Our Latest Experiment in Subsidized Art: 'Miss Chief Eagle Testickle'

February 29th, 2012 7:06 AM

Washington's taxpayer-subsidized museums have become regular forums for the gay agenda in art. First there was "Hide/Seek" mocking Jesus on the cross at the National Portrait Gallery, followed by a Gertrude Stein-honoring exhibit at the same gallery featuring a photo of three nude black dancers and their "erotic alliance" with their choreographer.  The gay D.C. magazine Metro Weekly is touting the latest example: last Friday, the Smithsonian's National Museum of the American Indian opened its doors after hours for a special free show "recommended for mature audiences."

It was a show put on by a gay Indian calling himself "Miss Chief Eagle Testickle." As Metro Weekly puts it, "The engagement marks the U.S. premiere performance of Cree-Canadian multimedia artist Kent Monkman's alter ego -- 'Miss Chief' for short."

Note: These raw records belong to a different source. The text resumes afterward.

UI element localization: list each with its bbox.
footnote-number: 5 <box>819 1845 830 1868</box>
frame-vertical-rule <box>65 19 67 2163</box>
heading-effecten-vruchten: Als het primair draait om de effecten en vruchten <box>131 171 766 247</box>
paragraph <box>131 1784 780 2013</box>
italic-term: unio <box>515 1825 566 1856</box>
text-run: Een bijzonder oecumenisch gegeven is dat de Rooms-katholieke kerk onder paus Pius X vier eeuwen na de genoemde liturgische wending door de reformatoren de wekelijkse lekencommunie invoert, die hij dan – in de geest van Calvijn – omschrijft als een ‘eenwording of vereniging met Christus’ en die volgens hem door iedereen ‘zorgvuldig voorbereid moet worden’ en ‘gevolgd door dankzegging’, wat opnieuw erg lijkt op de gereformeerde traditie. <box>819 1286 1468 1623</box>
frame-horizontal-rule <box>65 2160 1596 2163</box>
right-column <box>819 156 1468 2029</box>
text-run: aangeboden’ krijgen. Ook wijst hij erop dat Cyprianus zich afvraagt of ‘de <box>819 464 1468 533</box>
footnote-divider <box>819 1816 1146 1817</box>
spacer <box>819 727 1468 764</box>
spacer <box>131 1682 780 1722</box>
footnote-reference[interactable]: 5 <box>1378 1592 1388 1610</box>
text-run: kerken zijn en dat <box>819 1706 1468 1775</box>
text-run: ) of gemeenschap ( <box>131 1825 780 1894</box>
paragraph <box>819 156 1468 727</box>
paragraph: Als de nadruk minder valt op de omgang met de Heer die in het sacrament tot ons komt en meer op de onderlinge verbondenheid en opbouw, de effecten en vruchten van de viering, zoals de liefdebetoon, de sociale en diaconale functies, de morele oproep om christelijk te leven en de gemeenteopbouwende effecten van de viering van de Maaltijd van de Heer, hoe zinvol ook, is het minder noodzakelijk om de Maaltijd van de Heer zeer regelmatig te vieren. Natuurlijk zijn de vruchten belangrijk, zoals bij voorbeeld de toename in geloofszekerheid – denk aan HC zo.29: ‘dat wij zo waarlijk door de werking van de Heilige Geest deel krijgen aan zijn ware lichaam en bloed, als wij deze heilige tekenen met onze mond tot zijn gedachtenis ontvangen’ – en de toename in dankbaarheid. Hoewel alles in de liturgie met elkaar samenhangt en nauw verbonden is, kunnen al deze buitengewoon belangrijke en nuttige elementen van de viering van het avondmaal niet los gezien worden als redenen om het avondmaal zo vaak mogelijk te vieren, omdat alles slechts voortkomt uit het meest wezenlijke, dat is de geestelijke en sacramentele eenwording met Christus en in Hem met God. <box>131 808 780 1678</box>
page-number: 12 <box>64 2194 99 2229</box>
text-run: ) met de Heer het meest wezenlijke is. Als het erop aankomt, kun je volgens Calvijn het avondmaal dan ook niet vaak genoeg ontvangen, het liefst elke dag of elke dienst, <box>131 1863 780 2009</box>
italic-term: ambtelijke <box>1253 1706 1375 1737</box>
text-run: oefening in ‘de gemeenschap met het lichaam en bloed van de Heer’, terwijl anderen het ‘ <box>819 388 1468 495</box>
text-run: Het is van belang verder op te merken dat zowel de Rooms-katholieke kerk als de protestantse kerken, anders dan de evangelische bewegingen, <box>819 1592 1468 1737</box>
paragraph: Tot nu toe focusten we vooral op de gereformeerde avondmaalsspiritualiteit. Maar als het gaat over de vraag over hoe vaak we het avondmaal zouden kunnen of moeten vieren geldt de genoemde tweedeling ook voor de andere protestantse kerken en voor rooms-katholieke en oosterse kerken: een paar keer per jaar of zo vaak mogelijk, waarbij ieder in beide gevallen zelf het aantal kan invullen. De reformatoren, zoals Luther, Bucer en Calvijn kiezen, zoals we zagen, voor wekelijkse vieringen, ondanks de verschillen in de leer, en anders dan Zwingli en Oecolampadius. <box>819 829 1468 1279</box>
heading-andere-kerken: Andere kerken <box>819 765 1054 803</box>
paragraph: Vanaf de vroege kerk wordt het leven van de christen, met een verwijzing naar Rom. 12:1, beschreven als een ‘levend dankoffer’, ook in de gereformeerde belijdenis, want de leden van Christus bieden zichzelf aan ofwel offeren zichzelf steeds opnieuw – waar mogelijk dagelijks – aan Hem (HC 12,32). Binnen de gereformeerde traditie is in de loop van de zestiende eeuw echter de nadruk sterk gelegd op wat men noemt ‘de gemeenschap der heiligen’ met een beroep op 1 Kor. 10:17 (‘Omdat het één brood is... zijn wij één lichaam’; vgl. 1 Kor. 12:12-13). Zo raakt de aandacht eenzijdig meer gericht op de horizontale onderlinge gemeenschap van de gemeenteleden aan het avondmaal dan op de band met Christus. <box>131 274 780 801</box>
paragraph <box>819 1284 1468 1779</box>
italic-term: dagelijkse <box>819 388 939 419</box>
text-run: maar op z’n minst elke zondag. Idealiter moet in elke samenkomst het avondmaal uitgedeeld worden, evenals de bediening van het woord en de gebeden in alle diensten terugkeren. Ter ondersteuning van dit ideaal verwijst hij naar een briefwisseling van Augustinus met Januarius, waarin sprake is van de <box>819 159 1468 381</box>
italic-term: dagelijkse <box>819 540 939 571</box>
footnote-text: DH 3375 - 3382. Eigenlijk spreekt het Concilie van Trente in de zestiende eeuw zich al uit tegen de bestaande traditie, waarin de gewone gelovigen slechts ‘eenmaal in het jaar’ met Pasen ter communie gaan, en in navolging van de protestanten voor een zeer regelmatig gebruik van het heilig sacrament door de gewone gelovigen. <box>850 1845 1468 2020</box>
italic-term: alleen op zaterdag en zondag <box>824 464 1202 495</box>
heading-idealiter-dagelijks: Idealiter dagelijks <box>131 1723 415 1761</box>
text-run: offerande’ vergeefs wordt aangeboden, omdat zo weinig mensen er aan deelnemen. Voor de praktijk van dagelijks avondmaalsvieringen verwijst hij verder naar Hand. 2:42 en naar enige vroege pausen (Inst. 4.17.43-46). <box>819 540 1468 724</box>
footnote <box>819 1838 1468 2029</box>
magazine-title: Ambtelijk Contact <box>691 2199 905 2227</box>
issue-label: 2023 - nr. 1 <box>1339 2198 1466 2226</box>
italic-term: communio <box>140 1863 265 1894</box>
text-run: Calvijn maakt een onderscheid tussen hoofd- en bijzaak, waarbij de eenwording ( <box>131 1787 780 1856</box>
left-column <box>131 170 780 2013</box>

Will O'Bryan explained that Monkman wants to get beyond the romanticized-primitive routine:

Enter Miss Chief with her platform heels, feather headdresses, mascara and Louis Vuitton quiver. She is an alter ego who will take prisoners, if merely to educate them. But the playful tack only goes so far. Monkman grants that the seeming frivolity and sexuality in his work seizes an audience's attention. In his painting, film, dioramas and performances, the sheen recedes to expose deep, sometimes disturbing, concepts.

''I created a new performance piece based on the themes of 'blood quantum,''' Monkman says of the work he's bringing to Washington. ''That is how people are defined as Native American people by the U.S. government. It's a system of defining Native American status based on laws that emerged in 1705. And each tribe in the United States has varying degrees of how they define their members. …

Obviously, that becomes problematic, because when you have Native American nations that are defined by blood quantum it kind of ensures that your nation or numbers of people will eventually become extinct through intermarriage. It's the opposite of building a nation. The main theme of the piece is to engage with that kind of Colonial racist policy of how Native American people are defined. It's a policy used by the Canadian and U.S. governments to contain and, in effect, shrink Native American populations.''

O’Bryan referred back to previous Monkman routines, like “Group of Seven Inches,” which mocks the pale-faces: "Miss Chief Eagle Testickle (the outrageous alter ego of Cree artist Kent Monkman), forces innocent naked white men to become her figure models, seduces them with whiskey, and when she’s done with them, dresses them up as more 'authentic' examples of the “European male.”

“Robin’s Hood” is “the final chapter in a trilogy of the adventures and histories of Miss Chief Eagle Testickle, a wandering artist from the Great Plains of North America, who journeys far across the seas to study the unspoiled European Male in his native habitat. She meets the handsome Robin Hood in Sherwood Forest, but realises too late that one can never trust a white man, especially on his own turf.”

Metro Weekly didn’t mention the art work titled “Mary,” which plays on Jesus:

Hair holds power. Shot in slo-mo like a glossy shampoo commercial, Miss Chief Eagle Testickle, stars in her first foot fetish video. Once again oozing sex and irreverence, Miss Chief revisits the Prince of Wales' visit to Montreal in 1860 to challenge the meaning of surrender within Aboriginal treaties with the crown.

Referencing the biblical allegory of Mary Magdalene washing Christ's feet and linking them to the Prince of Wales' visit to Montreal in 1860, Miss Chief Eagle Testickle rewrites this historical narrative and adds a sexy twist that addresses the relationship of betrayal and treatment aboriginals have had with European colonizers.

Monkman's website touts a rave review in the leftist U.K. newspaper The Guardian: "Funny and politically incisive, his injection of some Cher-like glamour into the heart of America's butch psyche is like throwing a Versace wedge into an auto-repair shop."

What on Earth is the Smithsonian doing with our taxpayer dollars?